Dallas is Losing, Not Tanking
There is a difference between tanking and losing in sports, particularly the NBA. Much hay has been made of the tanking phenomenon in recent seasons, but this year the only suspect team is the Dallas Mavericks. This has happened for two reasons, first that the team is already a practically eliminated from playoff contention, and second that they have a high-profile owner who has in the past spoken in a way that implies he would tank if it made sense.
Here’s the thing about this Mavericks squad, though—it could be pretty good if things went the team’s way. Dirk Nowitzki, the engine of the offense and leader of the team, has missed 19 games (at the time of writing). 60% of the starting lineup in his absence was not with the team last year, so Rick Carlisle has been incorporating new players into his rigorous scheme as time allows. Between this complication and injuries to Nowitzki, J.J. Barea, Deron Williams, Devin Harris, and Andrew Bogut, it’s no surprise that the team has struggled to score outside of Harrison Barnes and Wes Matthews. Every single one of their creators and their holdover point guards has been injured and sat out a number of games this season.
The 2007-08 Chicago Bulls
The Mavericks are losing, yes. But they’re doing so in a fashion reminiscent of a few other teams, the most recent of which we’ll focus in on. They’re losing due to new players getting up to speed and familiar faces missing time. A team that lost in a similar manner (an injured star, key contributors aging, new players gelling) was the San Antonio Spurs, who lost David Robinson, saw Avery Johnson and Vinny Del Negro drop off in performance and play less minutes, and ended up with a little lottery luck and an all-time legend in Tim Duncan. The last team which profiled in the same way was the 2007-08 Chicago Bulls, who went from a 2006-07 season where they earned a 49-33 record good for the 5 seed (in a time when the top 4 seeds all went to division winners) and a second-round playoff exit to a 33-49 record and the 9th best lottery odds. That team was led by Luol Deng and Ben Gordon on offense with Ben Wallace anchoring the defense in their playoff season, but then Deng missed 19 games, Gordon missed 10 games, and Wallace missed 32 en route to a disappointing finish.

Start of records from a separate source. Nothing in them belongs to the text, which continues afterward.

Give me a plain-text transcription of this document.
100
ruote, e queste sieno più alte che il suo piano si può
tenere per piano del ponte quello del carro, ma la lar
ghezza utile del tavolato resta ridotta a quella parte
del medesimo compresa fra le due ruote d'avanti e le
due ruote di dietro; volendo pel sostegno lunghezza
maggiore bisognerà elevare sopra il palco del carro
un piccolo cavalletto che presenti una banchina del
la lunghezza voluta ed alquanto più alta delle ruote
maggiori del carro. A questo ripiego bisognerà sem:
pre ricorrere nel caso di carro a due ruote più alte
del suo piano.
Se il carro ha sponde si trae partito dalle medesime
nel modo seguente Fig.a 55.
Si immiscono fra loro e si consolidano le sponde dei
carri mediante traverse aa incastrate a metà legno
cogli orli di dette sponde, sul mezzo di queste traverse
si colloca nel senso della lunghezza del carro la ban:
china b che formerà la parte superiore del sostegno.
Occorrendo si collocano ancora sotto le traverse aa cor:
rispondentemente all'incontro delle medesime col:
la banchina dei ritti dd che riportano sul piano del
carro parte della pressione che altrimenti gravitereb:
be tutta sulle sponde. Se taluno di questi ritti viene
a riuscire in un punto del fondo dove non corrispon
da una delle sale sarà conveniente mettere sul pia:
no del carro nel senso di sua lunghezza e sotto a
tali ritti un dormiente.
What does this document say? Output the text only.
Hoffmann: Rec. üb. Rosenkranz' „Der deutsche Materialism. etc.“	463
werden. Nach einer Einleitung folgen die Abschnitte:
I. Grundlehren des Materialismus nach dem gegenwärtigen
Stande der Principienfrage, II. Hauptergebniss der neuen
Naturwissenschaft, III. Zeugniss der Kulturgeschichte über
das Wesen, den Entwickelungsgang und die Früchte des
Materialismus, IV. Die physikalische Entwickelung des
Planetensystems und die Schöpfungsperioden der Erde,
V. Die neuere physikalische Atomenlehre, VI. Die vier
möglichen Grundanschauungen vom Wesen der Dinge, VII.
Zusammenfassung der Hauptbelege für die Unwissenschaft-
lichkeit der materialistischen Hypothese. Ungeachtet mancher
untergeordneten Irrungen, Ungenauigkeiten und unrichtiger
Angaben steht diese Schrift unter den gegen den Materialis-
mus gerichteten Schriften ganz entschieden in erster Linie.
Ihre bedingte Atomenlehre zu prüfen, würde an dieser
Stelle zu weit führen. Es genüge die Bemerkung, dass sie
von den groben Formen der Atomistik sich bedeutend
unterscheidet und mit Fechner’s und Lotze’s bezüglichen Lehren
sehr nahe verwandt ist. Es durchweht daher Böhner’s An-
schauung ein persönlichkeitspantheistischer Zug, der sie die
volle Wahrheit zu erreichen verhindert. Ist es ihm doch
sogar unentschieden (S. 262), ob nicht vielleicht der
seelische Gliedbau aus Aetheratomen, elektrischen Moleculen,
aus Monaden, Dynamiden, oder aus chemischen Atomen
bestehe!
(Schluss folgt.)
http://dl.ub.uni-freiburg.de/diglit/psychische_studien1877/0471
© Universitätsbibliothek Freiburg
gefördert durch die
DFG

That Bulls team also started off the year 2-8 in their first ten games against a tough schedule, and they ended the season with a 1.7% chance at winning the lottery—a month later at lottery night that 1.7% panned out, the Bulls landed Derrick Rose, and a franchise wondering how far they would drop bounced right back into the playoffs. As Rose improved over his first few seasons, the team caught fire under Tom Thibodeaux and Rose would be crowned the association’s youngest MVP. These Dallas Mavericks are strikingly similar. Guards and bigs have both missed time, they had a horrendous early season schedule, and now that players are starting to return (Williams and Harris have each looked good in recent wins), we have to ask whether the oddsmakers were right, and the Mavericks are truly about a 39-win team. If they win at that pace the rest of the year, they’ll end up just like those Bulls did, at 33-49. That’s definitely not a playoff team in the West, but it should be enough for a top 10 pick. If Dirk Nowitzki and Andrew Bogut remain out, any guard is reinjured, or something else happens, those odds will only improve.
Lo and behold, to complete the comparison, a transformative point guard is projected to be the #1 overall pick in the upcoming draft. Markelle Fultz, the six-foot-four, 18-year-old freshman for the Washington Huskies, is a playmaker who shined with the 18U USA Basketball team this summer and dazzles scouts on a nightly basis in spite of subpar talent surrounding him.
The Mavericks Future
All is not bleak for Dallas, then. The team retains the rights to its upcoming first-round draft pick, and the core of Harrison Barnes, Wesley Matthews, Justin Anderson, and Dwight Powell are all signed through at least the 2019 season (two more seasons after the current season). The only unrestricted free agents of note are Andrew Bogut and Deron Williams, both of whom have expressed a desire to remain in Dallas. Dirk Nowitzki will be back for at least one more season, and Salah Mejri will be a restricted free agent if Dallas extends a Qualifying Offer.
The potential to add Fultz, or another highly touted prospect like Lonzo Ball or Josh Jackson, should give the Mavericks organization a chance to make this season from hell worth something. If time can be spent developing Barnes into an All-Star, and developing Powell, Anderson, and Finney-Smith into real NBA rotation players or starters, then Dallas will have a core ready to nurture a high draft pick until he is ready to lead the next championship contending team alongside Barnes.